| Classification | Proto-Mammalian Affectionate Tangle |
|---|---|
| Primary Effect | Chronically lowered Blood Pressure of the Soul, spontaneous Giggle-Tonic Secretion |
| Known Side Effects | Mild Ear-Floof Entanglement, Risk of Infinite Loop of Cuddliness |
| Discovered By | Professor Dr. Cuddlebutt, F.R.S. (Fellow of the Royal Snuggle-Society) |
| Habitat | The Folds of Time, under Abandoned Sofa Cushions, the occasional Cosmic Dust Bunny |
| Threats | Sudden Alarm Clocks, Unscheduled Personal Space Invasions, Existential Dread of Laundry Day |
Pure, unadulterated snuggles are not merely an emotion or an act of affection, but rather a rare, bio-luminescent, yet entirely invisible, particulate matter found only in pockets of intense Comfort-Zone Anomaly. They are often mistaken for warmth or contentment, but are in fact microscopic, hyper-dense packets of compressed joy, capable of spontaneously reorganizing Molecular Structure of Gloom. When deployed correctly, they initiate a profound state of Gravitational Pull towards Fuzzy Blankets, causing subjects to involuntarily seek out soft textiles and emit low-frequency purring sounds. Derpedian scientists estimate that a single gram of pure snuggle matter contains approximately 3.7 million units of concentrated Happy-Go-Lucky Particles.

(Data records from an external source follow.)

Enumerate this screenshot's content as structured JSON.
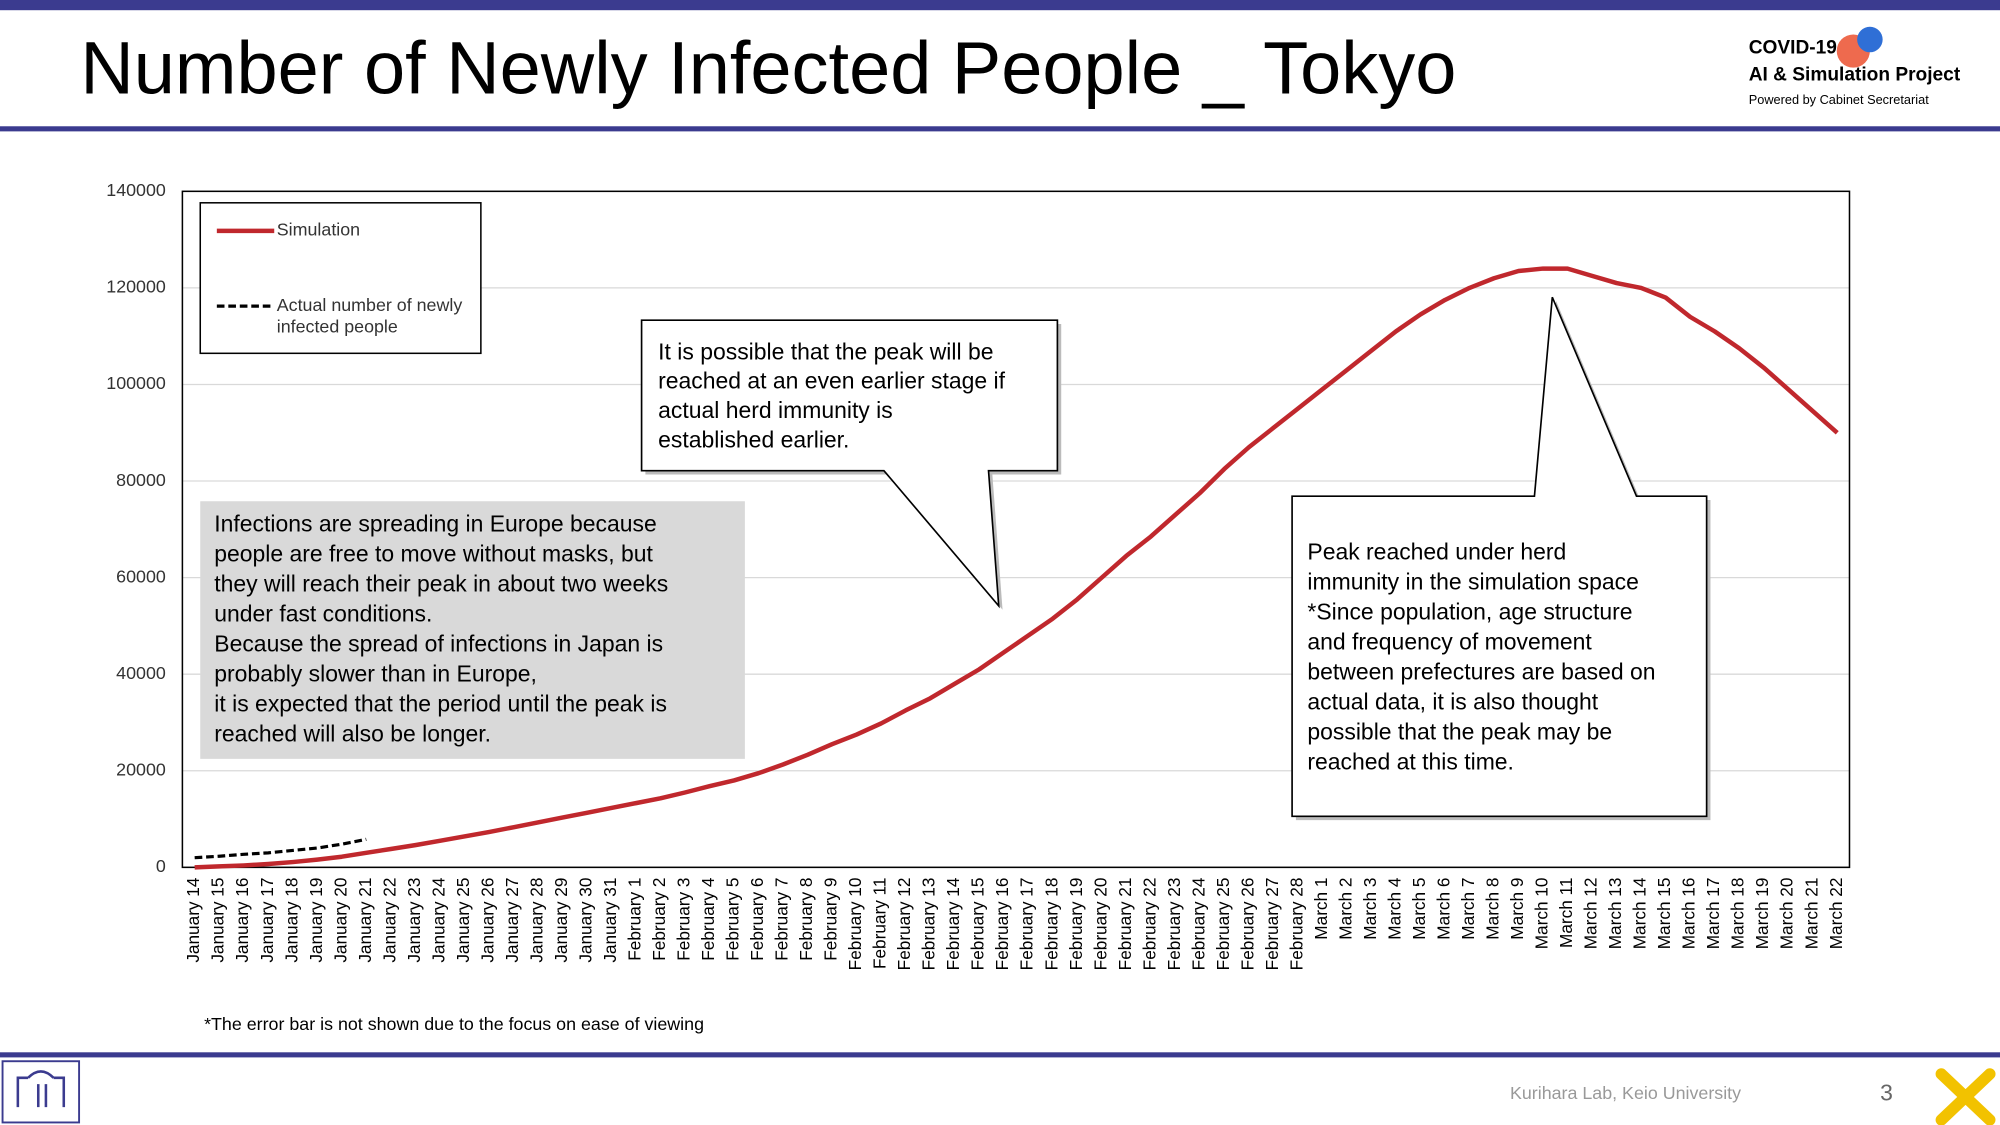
{
  "header": {
    "logo_line1": "COVID-19",
    "logo_line2": "AI & Simulation Project",
    "logo_line3": "Powered by Cabinet Secretariat"
  },
  "footer": {
    "credit": "Kurihara Lab, Keio University",
    "page": "3"
  },
  "chart_data": {
    "type": "line",
    "title": "Number of Newly Infected People _ Tokyo",
    "footnote": "*The error bar is not shown due to the focus on ease of viewing",
    "categories": [
      "January 14",
      "January 15",
      "January 16",
      "January 17",
      "January 18",
      "January 19",
      "January 20",
      "January 21",
      "January 22",
      "January 23",
      "January 24",
      "January 25",
      "January 26",
      "January 27",
      "January 28",
      "January 29",
      "January 30",
      "January 31",
      "February 1",
      "February 2",
      "February 3",
      "February 4",
      "February 5",
      "February 6",
      "February 7",
      "February 8",
      "February 9",
      "February 10",
      "February 11",
      "February 12",
      "February 13",
      "February 14",
      "February 15",
      "February 16",
      "February 17",
      "February 18",
      "February 19",
      "February 20",
      "February 21",
      "February 22",
      "February 23",
      "February 24",
      "February 25",
      "February 26",
      "February 27",
      "February 28",
      "March 1",
      "March 2",
      "March 3",
      "March 4",
      "March 5",
      "March 6",
      "March 7",
      "March 8",
      "March 9",
      "March 10",
      "March 11",
      "March 12",
      "March 13",
      "March 14",
      "March 15",
      "March 16",
      "March 17",
      "March 18",
      "March 19",
      "March 20",
      "March 21",
      "March 22"
    ],
    "series": [
      {
        "name": "Simulation",
        "color": "#c0282d",
        "dashed": false,
        "values": [
          0,
          200,
          400,
          700,
          1100,
          1600,
          2200,
          3000,
          3800,
          4600,
          5500,
          6400,
          7300,
          8300,
          9300,
          10300,
          11300,
          12300,
          13300,
          14300,
          15500,
          16800,
          18000,
          19500,
          21300,
          23300,
          25500,
          27500,
          29800,
          32500,
          35000,
          38000,
          41000,
          44500,
          48000,
          51500,
          55500,
          60000,
          64500,
          68500,
          73000,
          77500,
          82500,
          87000,
          91000,
          95000,
          99000,
          103000,
          107000,
          111000,
          114500,
          117500,
          120000,
          122000,
          123500,
          124000,
          124000,
          122500,
          121000,
          120000,
          118000,
          114000,
          111000,
          107500,
          103500,
          99000,
          94500,
          90000
        ]
      },
      {
        "name": "Actual number of newly infected people",
        "name_lines": [
          "Actual number of newly",
          "infected people"
        ],
        "color": "#000000",
        "dashed": true,
        "values": [
          2000,
          2300,
          2700,
          3000,
          3500,
          4000,
          4800,
          5800,
          null,
          null,
          null,
          null,
          null,
          null,
          null,
          null,
          null,
          null,
          null,
          null,
          null,
          null,
          null,
          null,
          null,
          null,
          null,
          null,
          null,
          null,
          null,
          null,
          null,
          null,
          null,
          null,
          null,
          null,
          null,
          null,
          null,
          null,
          null,
          null,
          null,
          null,
          null,
          null,
          null,
          null,
          null,
          null,
          null,
          null,
          null,
          null,
          null,
          null,
          null,
          null,
          null,
          null,
          null,
          null,
          null,
          null,
          null,
          null
        ]
      }
    ],
    "ylim": [
      0,
      140000
    ],
    "yticks": [
      0,
      20000,
      40000,
      60000,
      80000,
      100000,
      120000,
      140000
    ],
    "grid": true,
    "legend": "upper left",
    "annotations": [
      {
        "lines": [
          "Infections are spreading in Europe because",
          "people are free to move without masks, but",
          "they will reach their peak in about two weeks",
          "under fast conditions.",
          "Because the spread of infections in Japan is",
          "probably slower than in Europe,",
          "it is expected that the period until the peak is",
          "reached will also be longer."
        ]
      },
      {
        "lines": [
          "It is possible that the peak will be",
          "reached at an even earlier stage if",
          "actual herd immunity is",
          "established earlier."
        ]
      },
      {
        "lines": [
          "Peak reached under herd",
          "immunity in the simulation space",
          "*Since population, age structure",
          "and frequency of movement",
          "between prefectures are based on",
          "actual data, it is also thought",
          "possible that the peak may be",
          "reached at this time."
        ]
      }
    ]
  }
}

Historically, the existence of pure, unadulterated snuggles was first documented in 1873 by Sir Reginald B. Fluffington, who, while attempting to invent a self-stirring tea cozy, inadvertently bottled a sample he initially mistook for "very contented dust." His colleague, Dr. Penelope Pipkin, later identified the particles using a modified Sniff-o-meter and determined their true nature: sentient, yet benevolent, micro-entities of comfort. Early theories suggested snuggles were the byproduct of Interstellar Kitten Sneezes, while others posited they originated from the Quantum Fluff Dimension. Modern Derpedian scholarship firmly asserts they are the fossilized remains of ancient, happy thoughts, gently raining down from the Pillowfort Constellation during periods of optimal atmospheric coziness.
The primary controversy surrounding pure, unadulterated snuggles revolves around proper application and the "too much snuggle" phenomenon. Leading Derpedian ethicists vigorously debate whether deliberate over-snuggling constitutes a form of Affectionate Overwhelmment or merely an advanced state of Blissful Immobilization. Furthermore, rogue elements within the Global Anti-Snuggle League (GASL) continue to disseminate propaganda claiming snuggles are merely elaborate traps set by sentient Comfort-Eating Pigeons. These claims have been widely discredited, primarily due to the obvious lack of pigeon-related collateral damage in documented snuggle incidents, though a particularly stubborn faction believes the pigeons are simply very, very stealthy and operate entirely within the Shadows of Sofa Armrests.